Like many people, my first purchase was the 2-CD compilation called Decade, which was originally a 3-LP set. It combined most of the best-loved songs from his solo albums, his earlier work with Buffalo Springfield, and his collaborations with Crosby, Stills & Nash, all chosen by Neil himself with informative (if hard-to-read) handwritten liner notes for each song. Of the 35 songs on this collection, I’m already pretty familiar with about 24 of them, but after spending much of the week with this album it was nice to learn some of those lesser-known tracks, many of which are exclusive to Decade. “Down To The Wire” is a cool 1967 psychedelic nugget featuring Stephen Stills & Dr. John that was originally intended for the unreleased Buffalo Springfield album, Stampede. It reminds me a bit of Texas psychedelic legends 13th Floor Elevators. “Sugar Mountain” is a well-known song recorded live in 1968 that made its first album appearance here (it was originally a b-side), but was later included on a live album of the entire concert. According to Neil’s liner notes, he wrote this on his 19th birthday, and when Joni Mitchell heard it she wrote her own early classic, “The Circle Game” (which I talked about here). “Soldier” is the edited version of a stark piano ballad that was included on his Journey Through The Past soundtrack.

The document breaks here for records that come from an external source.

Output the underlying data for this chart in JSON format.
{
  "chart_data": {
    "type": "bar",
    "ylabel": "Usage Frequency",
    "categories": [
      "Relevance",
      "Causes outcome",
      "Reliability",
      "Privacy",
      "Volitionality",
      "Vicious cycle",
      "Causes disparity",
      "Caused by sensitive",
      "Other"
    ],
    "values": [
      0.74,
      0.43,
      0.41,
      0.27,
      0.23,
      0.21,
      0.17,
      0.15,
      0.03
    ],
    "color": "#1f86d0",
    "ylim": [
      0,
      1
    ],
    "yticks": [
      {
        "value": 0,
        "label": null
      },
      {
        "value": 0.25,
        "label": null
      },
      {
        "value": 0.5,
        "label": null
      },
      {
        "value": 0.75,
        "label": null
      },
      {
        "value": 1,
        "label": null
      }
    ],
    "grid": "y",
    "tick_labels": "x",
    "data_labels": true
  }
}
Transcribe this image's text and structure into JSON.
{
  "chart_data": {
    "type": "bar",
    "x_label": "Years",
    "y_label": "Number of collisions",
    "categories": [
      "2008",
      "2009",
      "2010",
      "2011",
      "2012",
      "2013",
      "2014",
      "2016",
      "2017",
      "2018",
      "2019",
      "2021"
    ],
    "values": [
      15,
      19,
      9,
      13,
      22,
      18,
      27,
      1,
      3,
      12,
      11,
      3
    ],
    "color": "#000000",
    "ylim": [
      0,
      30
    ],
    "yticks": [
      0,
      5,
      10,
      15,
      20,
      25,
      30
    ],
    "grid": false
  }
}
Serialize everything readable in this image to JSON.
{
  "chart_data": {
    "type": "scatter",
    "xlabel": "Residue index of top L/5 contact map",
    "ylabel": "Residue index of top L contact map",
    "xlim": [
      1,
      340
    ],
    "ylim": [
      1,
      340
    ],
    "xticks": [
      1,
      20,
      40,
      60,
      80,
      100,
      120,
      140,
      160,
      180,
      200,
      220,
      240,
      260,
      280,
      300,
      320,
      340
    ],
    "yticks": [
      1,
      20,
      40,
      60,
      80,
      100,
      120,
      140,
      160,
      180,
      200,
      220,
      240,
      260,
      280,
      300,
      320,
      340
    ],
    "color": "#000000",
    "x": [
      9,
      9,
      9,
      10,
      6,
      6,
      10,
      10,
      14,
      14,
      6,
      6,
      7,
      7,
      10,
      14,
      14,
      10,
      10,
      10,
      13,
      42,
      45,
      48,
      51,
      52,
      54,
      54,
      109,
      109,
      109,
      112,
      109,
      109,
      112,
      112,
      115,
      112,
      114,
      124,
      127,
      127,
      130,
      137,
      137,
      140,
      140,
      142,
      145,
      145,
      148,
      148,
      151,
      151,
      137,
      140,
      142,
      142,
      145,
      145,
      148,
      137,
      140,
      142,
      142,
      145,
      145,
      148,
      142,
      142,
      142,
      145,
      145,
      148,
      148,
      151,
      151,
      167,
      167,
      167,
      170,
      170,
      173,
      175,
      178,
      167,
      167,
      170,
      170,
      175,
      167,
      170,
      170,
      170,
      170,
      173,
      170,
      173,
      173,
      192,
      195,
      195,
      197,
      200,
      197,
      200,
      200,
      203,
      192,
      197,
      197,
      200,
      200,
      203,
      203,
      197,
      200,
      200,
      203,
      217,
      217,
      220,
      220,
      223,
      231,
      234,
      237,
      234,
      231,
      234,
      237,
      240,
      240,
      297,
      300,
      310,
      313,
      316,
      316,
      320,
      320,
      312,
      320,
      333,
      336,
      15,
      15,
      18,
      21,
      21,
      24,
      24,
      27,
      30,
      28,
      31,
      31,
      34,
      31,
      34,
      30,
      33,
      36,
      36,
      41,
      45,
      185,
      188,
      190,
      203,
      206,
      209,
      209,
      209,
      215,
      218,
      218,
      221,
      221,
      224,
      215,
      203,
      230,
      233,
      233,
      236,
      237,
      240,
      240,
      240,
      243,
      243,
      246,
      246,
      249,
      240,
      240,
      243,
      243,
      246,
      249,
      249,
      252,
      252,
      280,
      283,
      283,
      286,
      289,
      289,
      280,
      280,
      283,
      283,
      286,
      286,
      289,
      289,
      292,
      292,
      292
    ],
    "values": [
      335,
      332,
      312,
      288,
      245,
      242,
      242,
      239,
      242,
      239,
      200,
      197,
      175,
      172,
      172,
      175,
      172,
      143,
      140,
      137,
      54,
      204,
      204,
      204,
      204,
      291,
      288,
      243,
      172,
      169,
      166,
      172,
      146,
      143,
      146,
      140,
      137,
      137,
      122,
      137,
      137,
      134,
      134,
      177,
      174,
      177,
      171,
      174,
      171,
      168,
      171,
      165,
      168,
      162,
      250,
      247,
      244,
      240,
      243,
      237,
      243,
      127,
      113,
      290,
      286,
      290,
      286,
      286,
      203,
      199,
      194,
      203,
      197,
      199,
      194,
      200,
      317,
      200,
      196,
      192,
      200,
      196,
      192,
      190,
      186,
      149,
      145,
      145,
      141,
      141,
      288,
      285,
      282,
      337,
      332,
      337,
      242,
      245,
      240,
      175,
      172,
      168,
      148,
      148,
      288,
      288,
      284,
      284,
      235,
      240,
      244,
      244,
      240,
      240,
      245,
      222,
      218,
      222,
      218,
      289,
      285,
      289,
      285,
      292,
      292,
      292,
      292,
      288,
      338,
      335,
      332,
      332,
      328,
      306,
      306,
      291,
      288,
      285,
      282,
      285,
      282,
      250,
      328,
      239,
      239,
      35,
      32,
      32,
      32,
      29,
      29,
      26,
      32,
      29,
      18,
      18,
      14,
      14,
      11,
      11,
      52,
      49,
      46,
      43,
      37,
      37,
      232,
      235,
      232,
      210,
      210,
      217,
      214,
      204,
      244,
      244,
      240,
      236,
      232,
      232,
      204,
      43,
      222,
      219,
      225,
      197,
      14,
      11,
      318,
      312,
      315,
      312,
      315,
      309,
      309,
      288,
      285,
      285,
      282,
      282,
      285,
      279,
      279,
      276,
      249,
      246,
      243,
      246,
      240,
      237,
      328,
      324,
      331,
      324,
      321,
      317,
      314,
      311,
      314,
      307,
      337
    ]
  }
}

“Winterlong” was originally intended for, but eventually left off, Tonight’s The Night. It’s a very catchy midtempo country rocker with Neil self-harmonizing, and features a weeping steel guitar. “Deep Forbidden Lake” starts off as a stark tune with just voice & guitar before developing into a simple, sparse country song. According to his liner notes, this song “hopefully signified the end of a long dark period…” “Like A Hurricane” is another well-known classic, but this version features a different lead vocal than the album version. It’s not strikingly different, but it remains a killer song. “Love Is A Rose,” later a hit country song by Linda Ronstadt, was recorded in 1974 during Crosby, Stills, Nash & Young tour rehearsals. It has a great melody that grabbed me immediately, and I love the back porch country vibe. “Campaigner” is a rare political song with a sense of humor, as he sings “Even Richard Nixon has got soul” without a hint of irony, anger or bitterness in his voice. I’ve always loved the song “Long May You Run” from the Stills-Young Band album of the same name. The version included here also features David Crosby and Graham Nash, and as much as I love their voices (individually and collectively), there’s something about their harmonies here that makes the song a little too sugary for me. It’s still catchy, but I much prefer the album version. The rest of Decade includes Neil Young standards like “Cinnamon Girl,” “Down By The River,” “Cowgirl In The Sand,” “After The Gold Rush,” “Old Man,” “Harvest,” “The Needle And The Damage Done” and “Cortez The Killer.” I’ll be discussing all of them as I get to each of their respective albums, so I only included the titles here to show what an impressive collection this is. It’s hard to believe this only covers the first 10 years of his recording career, and yet it’s still so thorough.